Moreover, after confirming the diagnosis of CIHA, it is essential to note that the use of ceftriaxone in patients is contraindicated for life. There is no clear consensus on the alternative antibiotic options for patients with a history of CIHA. In consideration of reports of interactions between ceftriaxone and other cephalosporins or drugs including piperacillin (Chaudhry et al., 2019; Lou et al., 2024), it may not be advisable to use beta-lactams as an alternative choice. Quinolones, macrolides, and aminoglycosides could be effective options, and the final choice of dosing regimen should be based on susceptibility results. Given reports of DIIHA caused by antibiotics like levofloxacin (Karunathilaka et al., 2020; Sukhal and Gupta, 2014), physicians should closely monitor the patient’s condition during subsequent treatment and watch for indicators of worsening hemolysis.

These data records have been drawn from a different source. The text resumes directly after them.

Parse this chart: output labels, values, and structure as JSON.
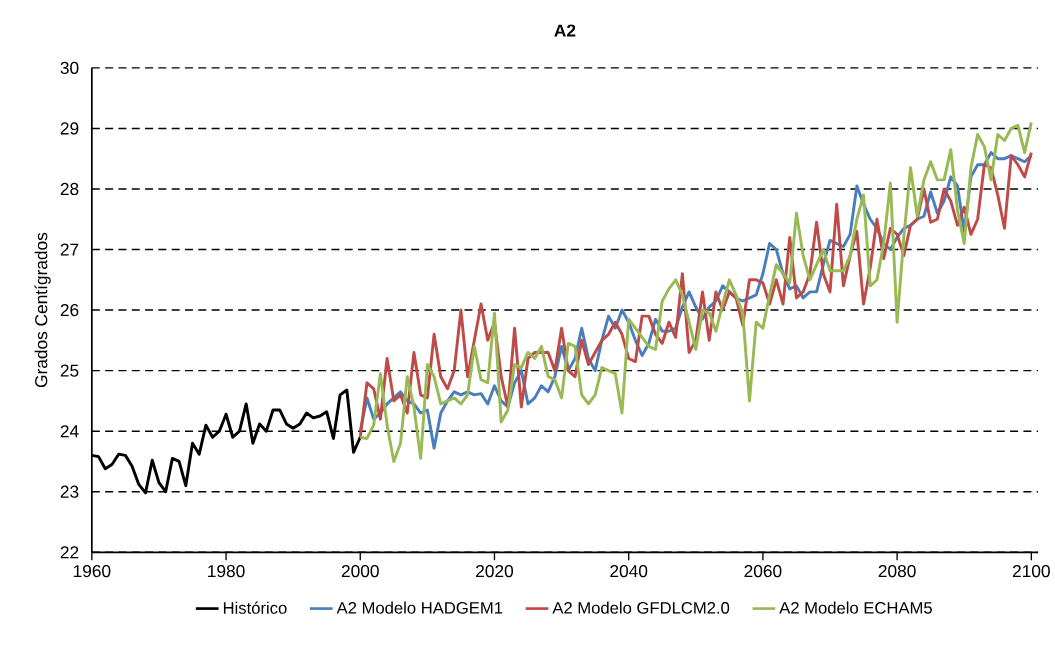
{
  "chart_data": {
    "type": "line",
    "title": "A2",
    "ylabel": "Grados Centígrados",
    "xlim": [
      1960,
      2101
    ],
    "ylim": [
      22,
      30
    ],
    "xticks": [
      1960,
      1980,
      2000,
      2020,
      2040,
      2060,
      2080,
      2100
    ],
    "yticks": [
      22,
      23,
      24,
      25,
      26,
      27,
      28,
      29,
      30
    ],
    "grid": "y",
    "legend": "bottom",
    "marker": "none",
    "line_style": "solid",
    "series": [
      {
        "name": "Histórico",
        "color": "#000000",
        "x": [
          1960,
          1961,
          1962,
          1963,
          1964,
          1965,
          1966,
          1967,
          1968,
          1969,
          1970,
          1971,
          1972,
          1973,
          1974,
          1975,
          1976,
          1977,
          1978,
          1979,
          1980,
          1981,
          1982,
          1983,
          1984,
          1985,
          1986,
          1987,
          1988,
          1989,
          1990,
          1991,
          1992,
          1993,
          1994,
          1995,
          1996,
          1997,
          1998,
          1999,
          2000
        ],
        "values": [
          23.6,
          23.58,
          23.38,
          23.45,
          23.62,
          23.6,
          23.42,
          23.12,
          22.98,
          23.52,
          23.15,
          23.0,
          23.55,
          23.5,
          23.1,
          23.8,
          23.62,
          24.1,
          23.9,
          24.0,
          24.28,
          23.9,
          24.0,
          24.45,
          23.8,
          24.12,
          24.0,
          24.35,
          24.35,
          24.12,
          24.05,
          24.12,
          24.3,
          24.22,
          24.25,
          24.32,
          23.88,
          24.6,
          24.68,
          23.65,
          23.9
        ]
      },
      {
        "name": "A2 Modelo HADGEM1",
        "color": "#4a7ebb",
        "x": [
          2000,
          2001,
          2002,
          2003,
          2004,
          2005,
          2006,
          2007,
          2008,
          2009,
          2010,
          2011,
          2012,
          2013,
          2014,
          2015,
          2016,
          2017,
          2018,
          2019,
          2020,
          2021,
          2022,
          2023,
          2024,
          2025,
          2026,
          2027,
          2028,
          2029,
          2030,
          2031,
          2032,
          2033,
          2034,
          2035,
          2036,
          2037,
          2038,
          2039,
          2040,
          2041,
          2042,
          2043,
          2044,
          2045,
          2046,
          2047,
          2048,
          2049,
          2050,
          2051,
          2052,
          2053,
          2054,
          2055,
          2056,
          2057,
          2058,
          2059,
          2060,
          2061,
          2062,
          2063,
          2064,
          2065,
          2066,
          2067,
          2068,
          2069,
          2070,
          2071,
          2072,
          2073,
          2074,
          2075,
          2076,
          2077,
          2078,
          2079,
          2080,
          2081,
          2082,
          2083,
          2084,
          2085,
          2086,
          2087,
          2088,
          2089,
          2090,
          2091,
          2092,
          2093,
          2094,
          2095,
          2096,
          2097,
          2098,
          2099,
          2100
        ],
        "values": [
          24.0,
          24.55,
          24.2,
          24.3,
          24.45,
          24.55,
          24.65,
          24.5,
          24.45,
          24.3,
          24.35,
          23.72,
          24.3,
          24.5,
          24.65,
          24.6,
          24.65,
          24.6,
          24.62,
          24.45,
          24.75,
          24.5,
          24.4,
          24.8,
          25.0,
          24.45,
          24.55,
          24.75,
          24.65,
          24.9,
          25.4,
          25.0,
          25.2,
          25.7,
          25.2,
          25.0,
          25.5,
          25.9,
          25.7,
          26.0,
          25.8,
          25.5,
          25.25,
          25.45,
          25.85,
          25.65,
          25.65,
          25.7,
          26.05,
          26.3,
          26.05,
          25.85,
          26.05,
          26.15,
          26.4,
          26.3,
          26.2,
          26.15,
          26.2,
          26.25,
          26.6,
          27.1,
          27.0,
          26.6,
          26.35,
          26.4,
          26.2,
          26.3,
          26.3,
          26.75,
          27.15,
          27.1,
          27.05,
          27.25,
          28.05,
          27.75,
          27.5,
          27.35,
          27.1,
          27.0,
          27.2,
          27.35,
          27.4,
          27.5,
          27.55,
          27.95,
          27.6,
          27.8,
          28.2,
          28.05,
          27.3,
          28.2,
          28.4,
          28.4,
          28.6,
          28.5,
          28.5,
          28.55,
          28.5,
          28.45,
          28.55
        ]
      },
      {
        "name": "A2 Modelo GFDLCM2.0",
        "color": "#be4b48",
        "x": [
          2000,
          2001,
          2002,
          2003,
          2004,
          2005,
          2006,
          2007,
          2008,
          2009,
          2010,
          2011,
          2012,
          2013,
          2014,
          2015,
          2016,
          2017,
          2018,
          2019,
          2020,
          2021,
          2022,
          2023,
          2024,
          2025,
          2026,
          2027,
          2028,
          2029,
          2030,
          2031,
          2032,
          2033,
          2034,
          2035,
          2036,
          2037,
          2038,
          2039,
          2040,
          2041,
          2042,
          2043,
          2044,
          2045,
          2046,
          2047,
          2048,
          2049,
          2050,
          2051,
          2052,
          2053,
          2054,
          2055,
          2056,
          2057,
          2058,
          2059,
          2060,
          2061,
          2062,
          2063,
          2064,
          2065,
          2066,
          2067,
          2068,
          2069,
          2070,
          2071,
          2072,
          2073,
          2074,
          2075,
          2076,
          2077,
          2078,
          2079,
          2080,
          2081,
          2082,
          2083,
          2084,
          2085,
          2086,
          2087,
          2088,
          2089,
          2090,
          2091,
          2092,
          2093,
          2094,
          2095,
          2096,
          2097,
          2098,
          2099,
          2100
        ],
        "values": [
          23.9,
          24.8,
          24.7,
          24.2,
          25.2,
          24.5,
          24.6,
          24.3,
          25.3,
          24.6,
          24.55,
          25.6,
          24.9,
          24.7,
          25.0,
          26.0,
          24.9,
          25.5,
          26.1,
          25.5,
          25.8,
          24.9,
          24.4,
          25.7,
          24.4,
          25.2,
          25.3,
          25.3,
          25.3,
          25.0,
          25.7,
          25.0,
          24.9,
          25.5,
          25.1,
          25.3,
          25.5,
          25.6,
          25.8,
          25.6,
          25.2,
          25.15,
          25.9,
          25.9,
          25.6,
          25.45,
          25.8,
          25.55,
          26.6,
          25.3,
          25.5,
          26.3,
          25.5,
          26.3,
          26.0,
          26.3,
          26.2,
          25.75,
          26.5,
          26.5,
          26.45,
          26.1,
          26.5,
          26.1,
          27.2,
          26.2,
          26.3,
          26.6,
          27.45,
          26.6,
          26.3,
          27.75,
          26.4,
          26.9,
          27.3,
          26.1,
          26.7,
          27.5,
          26.85,
          27.35,
          27.25,
          26.9,
          27.4,
          27.5,
          28.0,
          27.45,
          27.5,
          28.0,
          27.8,
          27.4,
          27.7,
          27.25,
          27.5,
          28.4,
          28.35,
          27.9,
          27.35,
          28.55,
          28.4,
          28.2,
          28.6
        ]
      },
      {
        "name": "A2 Modelo ECHAM5",
        "color": "#98b954",
        "x": [
          2000,
          2001,
          2002,
          2003,
          2004,
          2005,
          2006,
          2007,
          2008,
          2009,
          2010,
          2011,
          2012,
          2013,
          2014,
          2015,
          2016,
          2017,
          2018,
          2019,
          2020,
          2021,
          2022,
          2023,
          2024,
          2025,
          2026,
          2027,
          2028,
          2029,
          2030,
          2031,
          2032,
          2033,
          2034,
          2035,
          2036,
          2037,
          2038,
          2039,
          2040,
          2041,
          2042,
          2043,
          2044,
          2045,
          2046,
          2047,
          2048,
          2049,
          2050,
          2051,
          2052,
          2053,
          2054,
          2055,
          2056,
          2057,
          2058,
          2059,
          2060,
          2061,
          2062,
          2063,
          2064,
          2065,
          2066,
          2067,
          2068,
          2069,
          2070,
          2071,
          2072,
          2073,
          2074,
          2075,
          2076,
          2077,
          2078,
          2079,
          2080,
          2081,
          2082,
          2083,
          2084,
          2085,
          2086,
          2087,
          2088,
          2089,
          2090,
          2091,
          2092,
          2093,
          2094,
          2095,
          2096,
          2097,
          2098,
          2099,
          2100
        ],
        "values": [
          23.9,
          23.88,
          24.1,
          24.95,
          24.1,
          23.5,
          23.8,
          24.9,
          24.4,
          23.55,
          25.1,
          24.9,
          24.45,
          24.5,
          24.55,
          24.45,
          24.6,
          25.4,
          24.85,
          24.8,
          25.95,
          24.15,
          24.35,
          25.1,
          25.05,
          25.3,
          25.2,
          25.4,
          24.9,
          24.85,
          24.55,
          25.45,
          25.4,
          24.6,
          24.45,
          24.6,
          25.05,
          25.0,
          24.95,
          24.3,
          25.85,
          25.7,
          25.55,
          25.4,
          25.35,
          26.15,
          26.35,
          26.5,
          26.25,
          25.8,
          25.35,
          26.0,
          25.95,
          25.65,
          26.1,
          26.5,
          26.25,
          25.95,
          24.5,
          25.8,
          25.7,
          26.25,
          26.75,
          26.6,
          26.45,
          27.6,
          26.9,
          26.5,
          26.75,
          27.0,
          26.65,
          26.65,
          26.65,
          26.9,
          27.5,
          27.9,
          26.4,
          26.5,
          27.1,
          28.1,
          25.8,
          27.2,
          28.35,
          27.55,
          28.15,
          28.45,
          28.15,
          28.15,
          28.65,
          27.65,
          27.1,
          28.35,
          28.9,
          28.7,
          28.15,
          28.9,
          28.8,
          29.0,
          29.05,
          28.6,
          29.1
        ]
      }
    ]
  }
}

The presented case highlights the necessity of timely recognition and intervention of ceftriaxone-induced hemolytic anemia, which is a rare, but potential life-threatening condition. For patients with suspected CIHA, clinical symptoms and laboratory investigation related to hemolytic anemia as well as Immunological investigation could facilitate a definitive diagnosis. Once CIHA is confirmed, immediately discontinue ceftriaxone is principal and appropriate treatment including vital signs monitoring, circulation support, timely blood transfusion, along with corticosteroids when necessary should be pursued. Immunosuppressant, plasmapheresis and IVIG administration may be used in serious cases.